I. PENDAHULUAN
1.1. Latar Belakang
Pelabuhan perikanan samudera Nizam Zachman Jakarta (PPSNZJ) merupakan salah satu dari pelabuhan perikanan samudera yang ada di Indonesia. Dalam pelaksanaannya di lapangan pelabuhan perikanan samudera ini memiliki fasilitas pendukung seperti instalasi listrik, cold storage, pabrik es, bengkel kapal, darmaga, unit pengolahan limbah, dan fasilitas pendukung lainnya yang sebagian dikelola oleh perusahaan umum prasarana perikanan samudera cabang Jakarta dan sebagian lagi dikelola oleh Unit Pelaksana Teknis (UPT) Pelabuhan Perikanan Samudera Nizam Zachman Jakarta, Departemen Kelautan dan Perikanan. Komoditas utama dari pelabuhan perikanan samudera ini adalah madidihang atau yellow fin tuna, tuna mata besar atau big eyes tuna, dan cakalang. Selain itu, PPSNZJ juga menerima komoditas lain seperti cucut, pari, tenggiri, kakap merah, kakap batu, tongkol, cunang, dan ikan laut ekonomis penting lainnya.
Pengolahan dan pengemasan atau packing tuna di PPSNZJ merupakan suatu hal yang sangat penting untuk diperhatikan karena berpengaruh terhadap kualitas tuna.
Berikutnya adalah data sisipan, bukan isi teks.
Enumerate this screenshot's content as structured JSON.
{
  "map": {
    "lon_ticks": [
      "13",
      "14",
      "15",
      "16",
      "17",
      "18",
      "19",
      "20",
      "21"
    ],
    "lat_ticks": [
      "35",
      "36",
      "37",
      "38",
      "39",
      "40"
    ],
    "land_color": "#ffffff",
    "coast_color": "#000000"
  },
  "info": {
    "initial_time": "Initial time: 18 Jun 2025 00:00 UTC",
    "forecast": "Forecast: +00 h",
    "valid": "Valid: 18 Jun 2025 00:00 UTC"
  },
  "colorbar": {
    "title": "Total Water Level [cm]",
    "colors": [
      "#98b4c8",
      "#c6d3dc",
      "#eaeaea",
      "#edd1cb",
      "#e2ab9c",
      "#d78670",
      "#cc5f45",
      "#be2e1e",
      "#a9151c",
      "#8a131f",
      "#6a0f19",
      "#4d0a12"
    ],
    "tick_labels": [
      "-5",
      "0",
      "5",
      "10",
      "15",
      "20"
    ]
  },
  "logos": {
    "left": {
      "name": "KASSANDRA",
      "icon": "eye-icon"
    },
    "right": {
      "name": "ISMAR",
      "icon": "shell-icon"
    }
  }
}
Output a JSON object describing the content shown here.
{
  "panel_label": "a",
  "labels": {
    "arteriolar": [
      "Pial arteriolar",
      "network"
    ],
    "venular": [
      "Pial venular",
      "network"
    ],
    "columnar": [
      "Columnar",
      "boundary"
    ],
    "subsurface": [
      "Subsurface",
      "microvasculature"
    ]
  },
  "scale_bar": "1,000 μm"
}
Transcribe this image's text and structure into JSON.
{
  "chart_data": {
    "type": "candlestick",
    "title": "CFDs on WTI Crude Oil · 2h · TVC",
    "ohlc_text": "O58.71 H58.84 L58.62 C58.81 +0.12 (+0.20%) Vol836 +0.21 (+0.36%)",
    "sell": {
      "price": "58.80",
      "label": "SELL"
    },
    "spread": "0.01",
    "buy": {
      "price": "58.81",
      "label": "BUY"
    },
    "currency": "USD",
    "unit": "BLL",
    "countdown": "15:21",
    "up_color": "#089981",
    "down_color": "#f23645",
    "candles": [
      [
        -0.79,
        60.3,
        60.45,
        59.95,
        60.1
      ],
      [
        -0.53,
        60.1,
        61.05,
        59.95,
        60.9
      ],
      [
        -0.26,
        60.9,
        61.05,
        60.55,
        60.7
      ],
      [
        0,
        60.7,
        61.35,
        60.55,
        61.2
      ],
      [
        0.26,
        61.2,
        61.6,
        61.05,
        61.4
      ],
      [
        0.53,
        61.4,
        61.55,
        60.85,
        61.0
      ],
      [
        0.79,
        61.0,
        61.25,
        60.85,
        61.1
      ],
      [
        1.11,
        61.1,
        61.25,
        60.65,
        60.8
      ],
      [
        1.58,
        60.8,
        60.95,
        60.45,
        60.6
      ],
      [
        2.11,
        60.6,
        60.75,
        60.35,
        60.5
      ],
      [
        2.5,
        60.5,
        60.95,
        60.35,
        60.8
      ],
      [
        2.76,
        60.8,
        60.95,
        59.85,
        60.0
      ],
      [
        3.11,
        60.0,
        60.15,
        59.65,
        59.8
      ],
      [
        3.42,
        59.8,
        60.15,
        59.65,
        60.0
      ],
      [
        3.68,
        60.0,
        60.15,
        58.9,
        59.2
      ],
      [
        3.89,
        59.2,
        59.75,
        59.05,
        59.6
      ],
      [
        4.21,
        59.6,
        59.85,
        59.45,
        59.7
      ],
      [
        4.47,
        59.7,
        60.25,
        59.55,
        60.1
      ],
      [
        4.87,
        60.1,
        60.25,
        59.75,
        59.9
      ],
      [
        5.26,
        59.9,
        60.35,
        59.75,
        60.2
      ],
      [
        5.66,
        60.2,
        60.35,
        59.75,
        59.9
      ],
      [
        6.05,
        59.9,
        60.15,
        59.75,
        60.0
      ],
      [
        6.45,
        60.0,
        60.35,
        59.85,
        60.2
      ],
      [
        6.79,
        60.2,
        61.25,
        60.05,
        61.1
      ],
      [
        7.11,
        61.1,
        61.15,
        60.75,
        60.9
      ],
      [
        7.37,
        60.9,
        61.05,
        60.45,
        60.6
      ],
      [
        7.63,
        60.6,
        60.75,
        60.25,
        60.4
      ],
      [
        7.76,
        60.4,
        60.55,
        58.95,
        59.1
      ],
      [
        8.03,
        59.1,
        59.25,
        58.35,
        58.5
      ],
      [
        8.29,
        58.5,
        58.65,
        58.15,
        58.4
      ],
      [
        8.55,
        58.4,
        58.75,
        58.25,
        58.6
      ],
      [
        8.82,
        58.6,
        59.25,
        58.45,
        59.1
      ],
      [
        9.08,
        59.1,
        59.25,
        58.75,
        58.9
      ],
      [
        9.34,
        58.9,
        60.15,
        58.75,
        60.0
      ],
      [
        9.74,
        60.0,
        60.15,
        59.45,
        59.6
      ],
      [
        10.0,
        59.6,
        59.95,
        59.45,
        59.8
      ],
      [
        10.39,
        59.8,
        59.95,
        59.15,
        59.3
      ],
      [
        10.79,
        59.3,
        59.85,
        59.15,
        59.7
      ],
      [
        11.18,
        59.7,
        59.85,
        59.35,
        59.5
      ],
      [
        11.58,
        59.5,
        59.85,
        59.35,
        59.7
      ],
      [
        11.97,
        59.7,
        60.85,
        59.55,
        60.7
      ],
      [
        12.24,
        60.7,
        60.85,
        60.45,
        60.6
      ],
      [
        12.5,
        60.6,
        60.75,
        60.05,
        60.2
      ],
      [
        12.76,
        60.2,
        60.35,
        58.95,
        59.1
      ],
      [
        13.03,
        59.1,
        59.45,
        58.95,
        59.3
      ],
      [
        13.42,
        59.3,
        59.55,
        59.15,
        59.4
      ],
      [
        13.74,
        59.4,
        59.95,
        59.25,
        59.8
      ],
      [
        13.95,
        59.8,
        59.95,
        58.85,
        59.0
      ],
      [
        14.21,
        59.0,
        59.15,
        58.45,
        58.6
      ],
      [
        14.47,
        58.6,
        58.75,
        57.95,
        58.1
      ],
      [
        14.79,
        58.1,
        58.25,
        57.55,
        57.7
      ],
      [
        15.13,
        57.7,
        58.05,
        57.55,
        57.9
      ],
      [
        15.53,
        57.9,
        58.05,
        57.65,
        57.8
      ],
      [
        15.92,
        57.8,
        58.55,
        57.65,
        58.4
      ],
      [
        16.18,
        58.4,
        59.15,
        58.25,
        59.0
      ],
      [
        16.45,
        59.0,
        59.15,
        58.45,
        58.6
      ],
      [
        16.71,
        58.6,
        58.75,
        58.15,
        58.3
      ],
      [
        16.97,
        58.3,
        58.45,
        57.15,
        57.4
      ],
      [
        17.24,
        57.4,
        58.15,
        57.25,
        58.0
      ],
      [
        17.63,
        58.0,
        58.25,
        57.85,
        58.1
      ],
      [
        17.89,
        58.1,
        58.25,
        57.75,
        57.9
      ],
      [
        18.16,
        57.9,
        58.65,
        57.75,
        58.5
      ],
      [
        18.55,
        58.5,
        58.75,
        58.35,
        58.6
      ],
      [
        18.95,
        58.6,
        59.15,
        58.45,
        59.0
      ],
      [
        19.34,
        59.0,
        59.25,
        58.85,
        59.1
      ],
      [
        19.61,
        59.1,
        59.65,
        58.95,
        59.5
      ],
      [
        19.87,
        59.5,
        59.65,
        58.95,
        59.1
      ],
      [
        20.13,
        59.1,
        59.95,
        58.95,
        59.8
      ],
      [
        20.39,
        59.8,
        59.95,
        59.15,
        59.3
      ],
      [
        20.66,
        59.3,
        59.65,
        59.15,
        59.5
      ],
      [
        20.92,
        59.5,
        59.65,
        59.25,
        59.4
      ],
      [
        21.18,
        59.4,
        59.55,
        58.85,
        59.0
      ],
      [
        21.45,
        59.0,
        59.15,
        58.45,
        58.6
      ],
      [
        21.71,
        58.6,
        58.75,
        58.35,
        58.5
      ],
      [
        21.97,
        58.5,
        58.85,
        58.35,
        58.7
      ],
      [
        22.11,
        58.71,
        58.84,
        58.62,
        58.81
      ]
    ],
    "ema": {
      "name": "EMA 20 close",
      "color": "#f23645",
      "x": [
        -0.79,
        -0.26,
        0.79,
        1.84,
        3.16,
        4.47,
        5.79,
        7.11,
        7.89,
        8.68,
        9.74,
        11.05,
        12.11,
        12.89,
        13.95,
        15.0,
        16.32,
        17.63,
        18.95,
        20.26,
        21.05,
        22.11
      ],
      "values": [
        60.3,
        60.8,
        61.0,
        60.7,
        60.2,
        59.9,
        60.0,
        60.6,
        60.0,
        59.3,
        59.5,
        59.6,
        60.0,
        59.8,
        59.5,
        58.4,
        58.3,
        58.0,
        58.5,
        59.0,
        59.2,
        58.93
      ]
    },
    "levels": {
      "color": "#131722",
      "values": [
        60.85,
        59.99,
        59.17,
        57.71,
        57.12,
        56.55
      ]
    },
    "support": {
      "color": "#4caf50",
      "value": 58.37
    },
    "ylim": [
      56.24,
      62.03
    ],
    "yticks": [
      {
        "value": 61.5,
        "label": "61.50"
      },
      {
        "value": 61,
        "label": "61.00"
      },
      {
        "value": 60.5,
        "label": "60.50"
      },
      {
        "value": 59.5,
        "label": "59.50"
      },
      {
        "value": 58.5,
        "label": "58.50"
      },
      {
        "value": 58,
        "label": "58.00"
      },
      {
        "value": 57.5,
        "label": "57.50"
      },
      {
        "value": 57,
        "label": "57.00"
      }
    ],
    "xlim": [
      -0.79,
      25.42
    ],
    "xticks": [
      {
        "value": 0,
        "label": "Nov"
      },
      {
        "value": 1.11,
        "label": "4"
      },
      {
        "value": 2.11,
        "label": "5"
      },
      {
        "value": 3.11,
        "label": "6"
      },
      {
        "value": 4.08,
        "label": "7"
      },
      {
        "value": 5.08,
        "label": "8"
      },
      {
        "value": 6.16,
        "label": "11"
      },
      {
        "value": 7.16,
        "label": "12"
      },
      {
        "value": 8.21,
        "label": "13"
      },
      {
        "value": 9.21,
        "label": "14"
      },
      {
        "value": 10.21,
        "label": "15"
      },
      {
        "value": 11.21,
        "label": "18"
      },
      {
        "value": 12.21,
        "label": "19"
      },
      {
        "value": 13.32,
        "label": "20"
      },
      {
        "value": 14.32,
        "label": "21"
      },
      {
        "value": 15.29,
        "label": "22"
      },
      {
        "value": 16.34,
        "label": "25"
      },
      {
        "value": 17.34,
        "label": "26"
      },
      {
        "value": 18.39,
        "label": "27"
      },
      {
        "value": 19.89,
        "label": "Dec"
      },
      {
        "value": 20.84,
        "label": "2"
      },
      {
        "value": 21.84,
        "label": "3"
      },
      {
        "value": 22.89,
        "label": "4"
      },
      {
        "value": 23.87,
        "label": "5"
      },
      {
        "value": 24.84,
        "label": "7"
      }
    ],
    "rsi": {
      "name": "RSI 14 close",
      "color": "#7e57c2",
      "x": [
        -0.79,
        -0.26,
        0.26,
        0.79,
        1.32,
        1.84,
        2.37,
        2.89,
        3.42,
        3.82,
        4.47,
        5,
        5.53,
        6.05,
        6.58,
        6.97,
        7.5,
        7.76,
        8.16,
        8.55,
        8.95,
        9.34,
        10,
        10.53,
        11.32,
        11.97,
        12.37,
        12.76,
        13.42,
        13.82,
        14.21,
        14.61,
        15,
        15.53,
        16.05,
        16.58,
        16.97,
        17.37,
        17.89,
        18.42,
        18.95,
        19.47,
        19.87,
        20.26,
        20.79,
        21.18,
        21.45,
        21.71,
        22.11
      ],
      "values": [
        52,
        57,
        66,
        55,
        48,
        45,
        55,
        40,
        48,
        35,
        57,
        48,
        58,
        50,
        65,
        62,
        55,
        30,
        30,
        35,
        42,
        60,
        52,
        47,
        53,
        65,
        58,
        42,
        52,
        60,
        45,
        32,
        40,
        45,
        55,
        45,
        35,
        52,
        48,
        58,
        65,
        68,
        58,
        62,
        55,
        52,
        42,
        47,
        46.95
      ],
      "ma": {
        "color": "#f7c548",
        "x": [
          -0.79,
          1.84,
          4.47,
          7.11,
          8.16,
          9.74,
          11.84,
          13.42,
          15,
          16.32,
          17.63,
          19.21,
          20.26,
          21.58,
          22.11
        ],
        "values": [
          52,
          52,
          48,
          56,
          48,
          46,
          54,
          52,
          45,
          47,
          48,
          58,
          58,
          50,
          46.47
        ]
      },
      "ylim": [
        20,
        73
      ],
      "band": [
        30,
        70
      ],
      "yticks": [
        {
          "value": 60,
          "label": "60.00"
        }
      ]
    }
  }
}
Semakin baik proses pengolahan dan pengemasan maka kualitas tuna yang dihasilkan akan semakin baik dan harganya pun semakin tinggi di pasaran. Selain itu, proses pengolahan tuna penting untuk diperhatikan karena tuna termasuk komoditas utama dari PPSNZJ dan menghasilkan devisa bagi Negara Republik Indonesia.
Dalam rangka meningkatkan usaha pengolahan dan pengemasan tuna segar di PPSNZJ, pemerintah yang dalam hal ini diberi kewenangan kepada Departemen Kelautan dan Perikanan untuk melakukan usaha perbaikan terhadap PPSNZJ seperti menaikkan tinggi pelabuhan, meninggikan penahan air laut, dan meninggikan jalan. Hal ini dilakukan untuk mencegah masuknya air laut ke dalam pelabuhan atau banjir rob. Banjir rob yang terjadi semenjak beberapa tahun lalu telah menyebabkan beberapa perusahaan pengolahan dan pengemasan yang ada di PPSNZJ “gulung tikar” dan sebagian lagi menghentikan proses produksinya dalam jangka waktu yang cukup lama yaitu sekitar 2 hingga 3 tahun.
1.2 Tujuan
Secara umum kegiatan praktek lapang ini bertujuan untuk mengetahui proses pengolahan dan pengemasan tuna segar di Pelabuhan Perikanan Samudera Nizam Zachman Jakarta.
II. METODOLOGI
2.1. Wilayah Administrasi
Pelabuhan Perikanan Samudera Nizam Zachman Jakarta (PPSNZJ) berdiri sejak tahun 2000, berada di Dramaga Timur, RW 17, kecamatan Penjaringan, Muara Baru, Jakarta Utara. Pelabuhan Perikanan Samudera Nizam Zachman berada pada wilayah pengelolaan WPP 9 yaitu Samudera Hindia. PPSNZJ merupakan Unit Pelaksana Teknis (UPT) yang mempunyai wewenang dan tanggung jawab melakukan tugas-tugas umum pemerintahan di pelabuhan. Dalam pelaksanaan tugasnya PPSNZJ dibantu beberapa nstansi termasuk perum cabang Jakarta.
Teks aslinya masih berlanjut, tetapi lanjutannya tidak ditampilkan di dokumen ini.